L’exposition « L’Espace entre nous » explore les différentes relations qui peuvent se créer entre un photographe et son modèle. Certaines images naissent d’une longue collaboration, d’autres capturent un instant spontané. En faisant dialoguer les œuvres de plusieurs générations d’artistes, le parcours invite à réfléchir à la manière dont le portrait traduit la proximité, la confiance ou encore la distance entre celui qui photographie et celui qui est photographié.

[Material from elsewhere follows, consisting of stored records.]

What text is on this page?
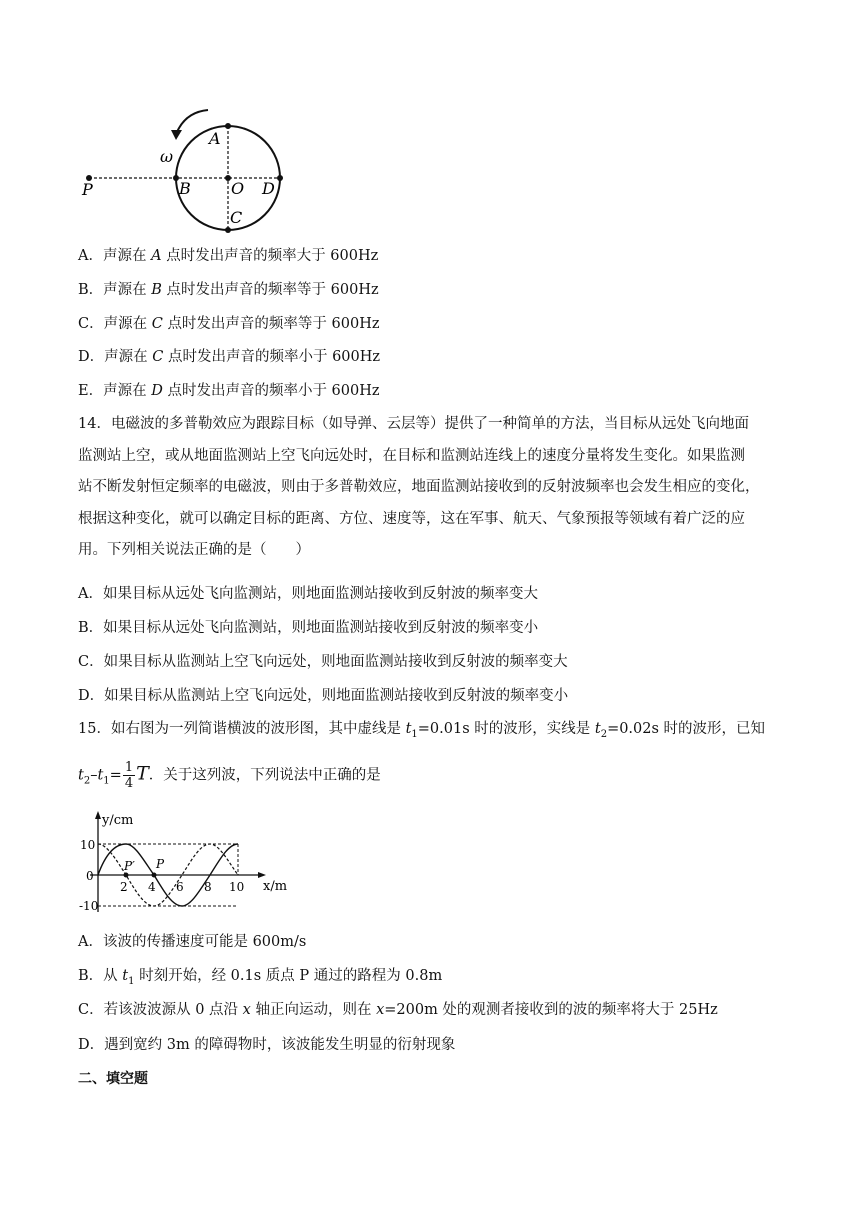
A
ω
P	B	O D
C
A．声源在 A 点时发出声音的频率大于 600Hz
B．声源在 B 点时发出声音的频率等于 600Hz
C．声源在 C 点时发出声音的频率等于 600Hz
D．声源在 C 点时发出声音的频率小于 600Hz
E．声源在 D 点时发出声音的频率小于 600Hz
14．电磁波的多普勒效应为跟踪目标（如导弹、云层等）提供了一种简单的方法，当目标从远处飞向地面
监测站上空，或从地面监测站上空飞向远处时，在目标和监测站连线上的速度分量将发生变化。如果监测
站不断发射恒定频率的电磁波，则由于多普勒效应，地面监测站接收到的反射波频率也会发生相应的变化，
根据这种变化，就可以确定目标的距离、方位、速度等，这在军事、航天、气象预报等领域有着广泛的应
用。下列相关说法正确的是（　　）
A．如果目标从远处飞向监测站，则地面监测站接收到反射波的频率变大
B．如果目标从远处飞向监测站，则地面监测站接收到反射波的频率变小
C．如果目标从监测站上空飞向远处，则地面监测站接收到反射波的频率变大
D．如果目标从监测站上空飞向远处，则地面监测站接收到反射波的频率变小
15．如右图为一列简谐横波的波形图，其中虚线是 $t_1=0.01s$ 时的波形，实线是 $t_2=0.02s$ 时的波形，已知
$t_2-t_1= \frac{1}{4}$ T．关于这列波，下列说法中正确的是
y/cm
x/m
10
0
-10
2 4 6 8 10
P′ P
A．该波的传播速度可能是 600m/s
B．从 $t_1$ 时刻开始，经 0.1s 质点 P 通过的路程为 0.8m
C．若该波波源从 0 点沿 x 轴正向运动，则在 x=200m 处的观测者接收到的波的频率将大于 25Hz
D．遇到宽约 3m 的障碍物时，该波能发生明显的衍射现象
二、填空题
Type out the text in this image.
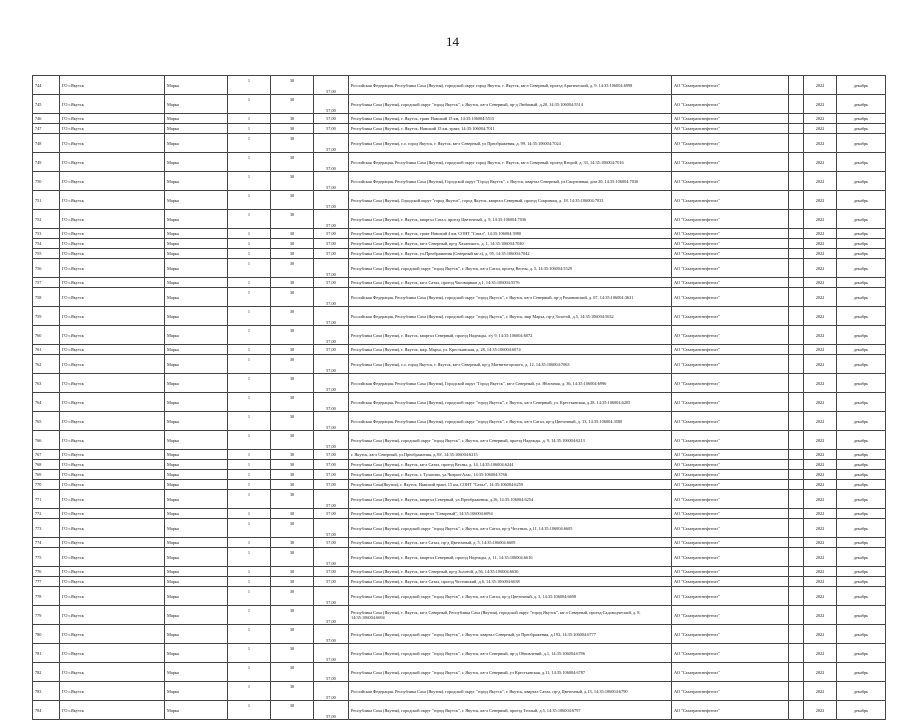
14
744	ГО г.Якутск	Марка	1	30	57,00	Российская Федерация, Республика Саха (Якутия), городской округ город Якутск, г. Якутск, кв-л Северный, проезд Арктический, д. 9. 14:35:106004:6998	АО "Сахатранснефтегаз"		2022	декабрь
745	ГО г.Якутск	Марка	1	30	57,00	Республика Саха (Якутия), городской округ "город Якутск", г. Якутск, кв-л Северный, пр-д Любимый, д.20, 14:35:106004:5514	АО "Сахатранснефтегаз"		2022	декабрь
746	ГО г.Якутск	Марка	1	30	57,00	Республика Саха (Якутия), г. Якутск, тракт Намский 15 км, 14:35:106004:5515	АО "Сахатранснефтегаз"		2022	декабрь
747	ГО г.Якутск	Марка	1	30	57,00	Республика Саха (Якутия), г. Якутск, Намский 15 км. тракт, 14:35:106004:7011	АО "Сахатранснефтегаз"		2022	декабрь
748	ГО г.Якутск	Марка	1	30	57,00	Республика Саха (Якутия), г.о. город Якутск, г. Якутск, кв-л Северный, ул Преображения, д. 99, 14:35:106004:7024	АО "Сахатранснефтегаз"		2022	декабрь
749	ГО г.Якутск	Марка	1	30	57,00	Российская Федерация, Республика Саха (Якутия), городской округ город Якутск, г. Якутск, кв-л Северный, проезд Второй, д. 33, 14:35:106004:7016	АО "Сахатранснефтегаз"		2022	декабрь
750	ГО г.Якутск	Марка	1	30	57,00	Российская Федерация, Республика Саха (Якутия), Городской округ "Город Якутск", г. Якутск, квартал Северный, ул.Спортивная, дом 20, 14:35:106004:7030	АО "Сахатранснефтегаз"		2022	декабрь
751	ГО г.Якутск	Марка	1	30	57,00	Республика Саха (Якутия), Городской округ "город Якутск", город Якутск, квартал Северный, проезд Сокровищ, д. 18, 14:35:106004:7033	АО "Сахатранснефтегаз"		2022	декабрь
752	ГО г.Якутск	Марка	1	30	57,00	Республика Саха (Якутия), г. Якутск, квартал Сатал, проезд Цветочный, д. 9, 14:35:106004:7036	АО "Сахатранснефтегаз"		2022	декабрь
753	ГО г.Якутск	Марка	1	30	57,00	Республика Саха (Якутия), г. Якутск, тракт Намский 4 км, СОНТ "Сатал", 14:35:106004:3980	АО "Сахатранснефтегаз"		2022	декабрь
754	ГО г.Якутск	Марка	1	30	57,00	Республика Саха (Якутия), г. Якутск, кв-л Северный, пр-д Хаханского, д. 1, 14:35:106004:7040	АО "Сахатранснефтегаз"		2022	декабрь
755	ГО г.Якутск	Марка	1	30	57,00	Республика Саха (Якутия), г. Якутск, ул.Преображения (Северный кв-л), д. 95, 14:35:106004:7042	АО "Сахатранснефтегаз"		2022	декабрь
756	ГО г.Якутск	Марка	1	30	57,00	Республика Саха (Якутия), городской округ "город Якутск", г. Якутск, кв-л Сатал, проезд Весны, д. 5, 14:35:106004:5529	АО "Сахатранснефтегаз"		2022	декабрь
757	ГО г.Якутск	Марка	1	30	57,00	Республика Саха (Якутия), г. Якутск, кв-л Сатал, проезд Часовщиков д.1, 14:35:106004:5576	АО "Сахатранснефтегаз"		2022	декабрь
758	ГО г.Якутск	Марка	1	30	57,00	Российская Федерация, Республика Саха (Якутия), городской округ "город Якутск", г. Якутск, кв-л Северный, пр-д Романовский, д. 07, 14:35:106004:3631	АО "Сахатранснефтегаз"		2022	декабрь
759	ГО г.Якутск	Марка	1	30	57,00	Российская Федерация, Республика Саха (Якутия), городской округ "город Якутск", г. Якутск, мкр Марха, пр-д Золотой, д.5, 14:35:106004:5632	АО "Сахатранснефтегаз"		2022	декабрь
760	ГО г.Якутск	Марка	1	30	57,00	Республика Саха (Якутия), г. Якутск, квартал Северный, проезд Надежды, з/у 9, 14:35:106004:6072	АО "Сахатранснефтегаз"		2022	декабрь
761	ГО г.Якутск	Марка	1	30	57,00	Республика Саха (Якутия), г. Якутск, мкр. Марха, ул. Крестьянская, д. 28, 14:35:106004:6074	АО "Сахатранснефтегаз"		2022	декабрь
762	ГО г.Якутск	Марка	1	30	57,00	Республика Саха (Якутия), г.о. город Якутск, г. Якутск, кв-л Северный, пр-д Магнитогорского, д. 12, 14:35:106004:7063	АО "Сахатранснефтегаз"		2022	декабрь
763	ГО г.Якутск	Марка	1	30	57,00	Российская Федерация, Республика Саха (Якутия), Городской округ "Город Якутск", кв-л Северный, ул. Яблочная, д. 36, 14:35:106004:6996	АО "Сахатранснефтегаз"		2022	декабрь
764	ГО г.Якутск	Марка	1	30	57,00	Российская Федерация, Республика Саха (Якутия), городской округ "город Якутск", г. Якутск, кв-л Северный, ул. Крестьянская, д.28, 14:35:106004:6205	АО "Сахатранснефтегаз"		2022	декабрь
765	ГО г.Якутск	Марка	1	30	57,00	Российская Федерация, Республика Саха (Якутия), городской округ "город Якутск", г. Якутск, кв-л Сатал, пр-д Цветочный, д. 13, 14:35:106004:3580	АО "Сахатранснефтегаз"		2022	декабрь
766	ГО г.Якутск	Марка	1	30	57,00	Республика Саха (Якутия), городской округ "город Якутск", г. Якутск, кв-л Северный, проезд Надежды, д. 9, 14:35:106004:6213	АО "Сахатранснефтегаз"		2022	декабрь
767	ГО г.Якутск	Марка	1	30	57,00	г. Якутск, кв-л Северный, ул.Преображения, д.39/, 14:35:106004:6215	АО "Сахатранснефтегаз"		2022	декабрь
768	ГО г.Якутск	Марка	1	30	57,00	Республика Саха (Якутия), г. Якутск, кв-л Сатал, проезд Весны, д. 14, 14:35:106004:6244	АО "Сахатранснефтегаз"		2022	декабрь
769	ГО г.Якутск	Марка	1	30	57,00	Республика Саха (Якутия), г. Якутск, г. Тулагино, ул.Чиэриэ-Алас, 14:35:106004:3766	АО "Сахатранснефтегаз"		2022	декабрь
770	ГО г.Якутск	Марка	1	30	57,00	Республика Саха(Якутия), г. Якутск, Намский тракт, 15 км, СОНТ "Сатал", 14:35:106004:6259	АО "Сахатранснефтегаз"		2022	декабрь
771	ГО г.Якутск	Марка	1	30	57,00	Республика Саха (Якутия), г. Якутск, квартал Северный, ул.Преображения, д.16, 14:35:106004:6254	АО "Сахатранснефтегаз"		2022	декабрь
772	ГО г.Якутск	Марка	1	30	57,00	Республика Саха (Якутия), г. Якутск, квартал "Северный", 14:35:106004:6094	АО "Сахатранснефтегаз"		2022	декабрь
773	ГО г.Якутск	Марка	1	30	57,00	Республика Саха (Якутия), городской округ "город Якутск", г. Якутск, кв-л Сатал, пр-д Честных, д.11, 14:35:106004:6605	АО "Сахатранснефтегаз"		2022	декабрь
774	ГО г.Якутск	Марка	1	30	57,00	Республика Саха (Якутия), г. Якутск, кв-л Сатал, пр-д Цветочный, д. 5, 14:35:106004:6609	АО "Сахатранснефтегаз"		2022	декабрь
775	ГО г.Якутск	Марка	1	30	57,00	Республика Саха (Якутия), г. Якутск, квартал Северный, проезд Надежды, д. 11, 14:35:106004:6616	АО "Сахатранснефтегаз"		2022	декабрь
776	ГО г.Якутск	Марка	1	30	57,00	Республика Саха (Якутия), г. Якутск, кв-л Северный, пр-д Золотой, д.56, 14:35:106004:6630	АО "Сахатранснефтегаз"		2022	декабрь
777	ГО г.Якутск	Марка	1	30	57,00	Республика Саха (Якутия), г. Якутск, кв-л Сатал, проезд Честивский, д.6, 14:35:106004:6638	АО "Сахатранснефтегаз"		2022	декабрь
778	ГО г.Якутск	Марка	1	30	57,00	Республика Саха (Якутия), городской округ "город Якутск", г. Якутск, кв-л Сатал, пр-д Цветочный, д. 3, 14:35:106004:6698	АО "Сахатранснефтегаз"		2022	декабрь
779	ГО г.Якутск	Марка	1	30	57,00	Республика Саха (Якутия), г. Якутск, кв-л Северный, Республика Саха (Якутия), городской округ "город Якутск", кв-л Северный, проезд Садоводческий, д. 8, 14:35:106004:6694	АО "Сахатранснефтегаз"		2022	декабрь
780	ГО г.Якутск	Марка	1	30	57,00	Республика Саха (Якутия), городской округ "город Якутск", г. Якутск, квартал Северный, ул Преображения, д.193, 14:35:106004:6777	АО "Сахатранснефтегаз"		2022	декабрь
781	ГО г.Якутск	Марка	1	30	57,00	Республика Саха (Якутия), городской округ "город Якутск", г. Якутск, кв-л Северный, пр-д Обновлений, д.1, 14:35:106004:6786	АО "Сахатранснефтегаз"		2022	декабрь
782	ГО г.Якутск	Марка	1	30	57,00	Республика Саха (Якутия), городской округ "город Якутск", г. Якутск, кв-л Северный, ул Крестьянская, д.11, 14:35:106004:6787	АО "Сахатранснефтегаз"		2022	декабрь
783	ГО г.Якутск	Марка	1	30	57,00	Российская Федерация, Республика Саха (Якутия), городской округ "город Якутск", г. Якутск, квартал Сатал, пр-д Цветочный, д.13, 14:35:106004:6790	АО "Сахатранснефтегаз"		2022	декабрь
784	ГО г.Якутск	Марка	1	30	57,00	Республика Саха (Якутия), городской округ "город Якутск", г. Якутск, кв-л Северный, проезд Теплый, д.5, 14:35:106004:6797	АО "Сахатранснефтегаз"		2022	декабрь
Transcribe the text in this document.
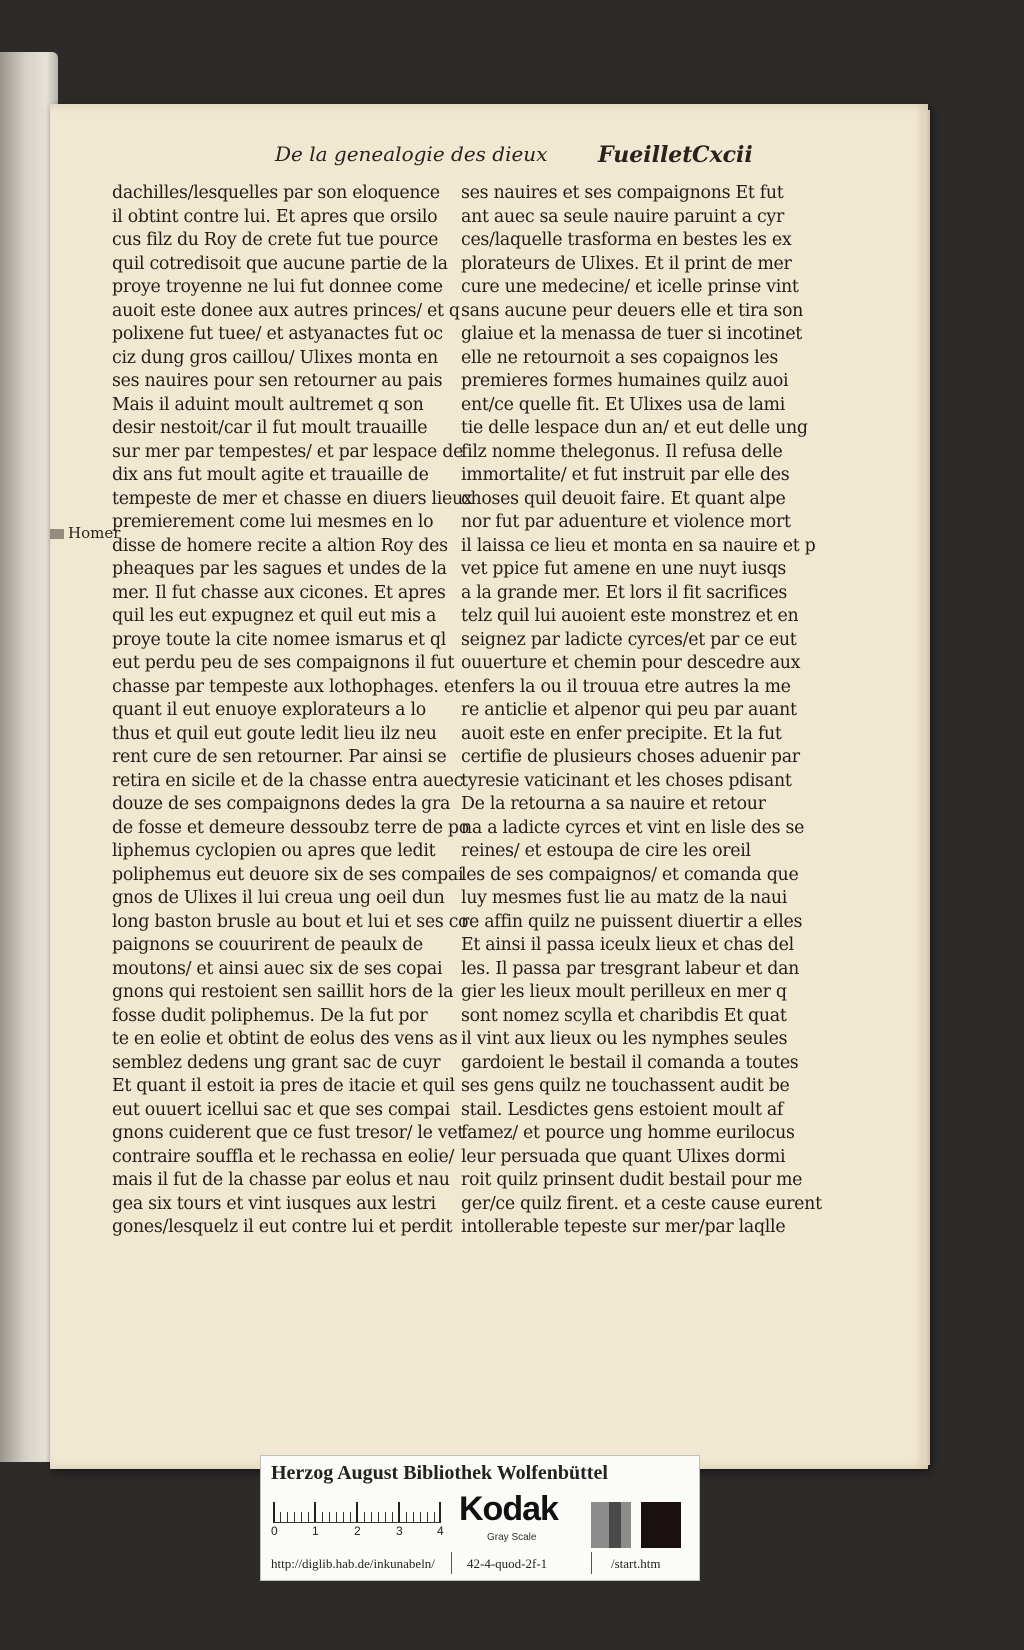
De la genealogie des dieux Fueillet Cxcii
Homer
dachilles/lesquelles par son eloquence
il obtint contre lui. Et apres que orsilo
cus filz du Roy de crete fut tue pource
quil cotredisoit que aucune partie de la
proye troyenne ne lui fut donnee come
auoit este donee aux autres princes/ et q
polixene fut tuee/ et astyanactes fut oc
ciz dung gros caillou/ Ulixes monta en
ses nauires pour sen retourner au pais
Mais il aduint moult aultremet q son
desir nestoit/car il fut moult trauaille
sur mer par tempestes/ et par lespace de
dix ans fut moult agite et trauaille de
tempeste de mer et chasse en diuers lieux
premierement come lui mesmes en lo
disse de homere recite a altion Roy des
pheaques par les sagues et undes de la
mer. Il fut chasse aux cicones. Et apres
quil les eut expugnez et quil eut mis a
proye toute la cite nomee ismarus et ql
eut perdu peu de ses compaignons il fut
chasse par tempeste aux lothophages. et
quant il eut enuoye explorateurs a lo
thus et quil eut goute ledit lieu ilz neu
rent cure de sen retourner. Par ainsi se
retira en sicile et de la chasse entra auec
douze de ses compaignons dedes la gra
de fosse et demeure dessoubz terre de po
liphemus cyclopien ou apres que ledit
poliphemus eut deuore six de ses compai
gnos de Ulixes il lui creua ung oeil dun
long baston brusle au bout et lui et ses co
paignons se couurirent de peaulx de
moutons/ et ainsi auec six de ses copai
gnons qui restoient sen saillit hors de la
fosse dudit poliphemus. De la fut por
te en eolie et obtint de eolus des vens as
semblez dedens ung grant sac de cuyr
Et quant il estoit ia pres de itacie et quil
eut ouuert icellui sac et que ses compai
gnons cuiderent que ce fust tresor/ le vet
contraire souffla et le rechassa en eolie/
mais il fut de la chasse par eolus et nau
gea six tours et vint iusques aux lestri
gones/lesquelz il eut contre lui et perdit
ses nauires et ses compaignons Et fut
ant auec sa seule nauire paruint a cyr
ces/laquelle trasforma en bestes les ex
plorateurs de Ulixes. Et il print de mer
cure une medecine/ et icelle prinse vint
sans aucune peur deuers elle et tira son
glaiue et la menassa de tuer si incotinet
elle ne retournoit a ses copaignos les
premieres formes humaines quilz auoi
ent/ce quelle fit. Et Ulixes usa de lami
tie delle lespace dun an/ et eut delle ung
filz nomme thelegonus. Il refusa delle
immortalite/ et fut instruit par elle des
choses quil deuoit faire. Et quant alpe
nor fut par aduenture et violence mort
il laissa ce lieu et monta en sa nauire et p
vet ppice fut amene en une nuyt iusqs
a la grande mer. Et lors il fit sacrifices
telz quil lui auoient este monstrez et en
seignez par ladicte cyrces/et par ce eut
ouuerture et chemin pour descedre aux
enfers la ou il trouua etre autres la me
re anticlie et alpenor qui peu par auant
auoit este en enfer precipite. Et la fut
certifie de plusieurs choses aduenir par
tyresie vaticinant et les choses pdisant
De la retourna a sa nauire et retour
na a ladicte cyrces et vint en lisle des se
reines/ et estoupa de cire les oreil
les de ses compaignos/ et comanda que
luy mesmes fust lie au matz de la naui
re affin quilz ne puissent diuertir a elles
Et ainsi il passa iceulx lieux et chas del
les. Il passa par tresgrant labeur et dan
gier les lieux moult perilleux en mer q
sont nomez scylla et charibdis Et quat
il vint aux lieux ou les nymphes seules
gardoient le bestail il comanda a toutes
ses gens quilz ne touchassent audit be
stail. Lesdictes gens estoient moult af
famez/ et pource ung homme eurilocus
leur persuada que quant Ulixes dormi
roit quilz prinsent dudit bestail pour me
ger/ce quilz firent. et a ceste cause eurent
intollerable tepeste sur mer/par laqlle
Herzog August Bibliothek Wolfenbüttel
0	1	2	3	4
Kodak
Gray Scale
http://diglib.hab.de/inkunabeln/ 42-4-quod-2f-1	/start.htm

Gustavo Nazareno – Une nouvelle exposition à Opera Gallery
Opera Gallery Paris présente « How to Grow a Flower from a Supernova », une exposition consacrée à l’artiste brésilien Gustavo Nazareno. À travers une nouvelle série de peintures et de dessins au fusain, il poursuit son travail autour de la spiritualité, de la mode et de l’histoire de l’art.
Ses œuvres mêlent les références aux traditions afro-brésiliennes, à la peinture classique et à l’univers de la haute couture. Les silhouettes, les drapés et les jeux de lumière évoquent aussi bien les créations de John Galliano et Alexander McQueen que les compositions de la Renaissance. Présentée pendant la semaine de la haute couture parisienne, cette exposition dévoile une nouvelle étape du travail de Gustavo Nazareno, où le vêtement devient un véritable élément de narration.




In Waves
In Waves est le premier long métrage d’animation de Phuong Mai Nguyen. Porté par les voix de Lyna Khoudri, Paul Kircher et Rio Vega, le film raconte la rencontre entre deux adolescents réunis par leur passion pour l’océan. Lorsque la maladie bouleverse leur quotidien, le surf devient un refuge et une manière d’avancer ensemble. Une histoire sensible qui mêle romance, dépassement de soi et animation.


L’Odyssée
Avec L’Odyssée, Christopher Nolan adapte pour la première fois l’épopée d’Homère en utilisant les technologies IMAX. Porté par Matt Damon, Tom Holland et Anne Hathaway, le film évoque le retour d’Ulysse vers Ithaque à travers une fresque spectaculaire qui revisite l’un des récits fondateurs de la mythologie grecque.


Spider-Man: Brand New Day
Spider-Man: Brand New Day marque le retour de Tom Holland dans le rôle de Peter Parker. Réalisé par Destin Daniel Cretton, ce nouvel opus suit un héros désormais oublié de tous après les événements du précédent film. Aux côtés de Zendaya et Sadie Sink, il devra faire face à une nouvelle menace tout en reconstruisant sa vie.


Ulysse
Avec Ulysse, une mère accompagne son fils après la découverte d’un syndrome génétique rare qui bouleverse le quotidien de toute la famille. Le long métrage s’inspire du parcours personnel de sa réalisatrice, Laetitia Masson, dont le fils, Alphonse Roberts, joue son propre rôle à l’écran. Le personnage travaille au Café Joyeux, une entreprise solidaire qui emploie des personnes en situation de handicap mental ou cognitif. Cette proximité avec son histoire personnelle donne au film une dimension particulièrement authentique, portée par un regard sensible sur le handicap, la différence et l’inclusion.


Airplay
Après plusieurs éditions à travers le monde, Airplay revient avec un nouveau rendez-vous mêlant art, musique, design et expériences immersives. L’événement réunit artistes, créateurs et acteurs de la scène culturelle autour d’une programmation qui évolue tout au long de la journée et de la soirée. Entre installations, performances et rencontres, Airplay s’impose comme l’un des rendez-vous créatifs de l’été.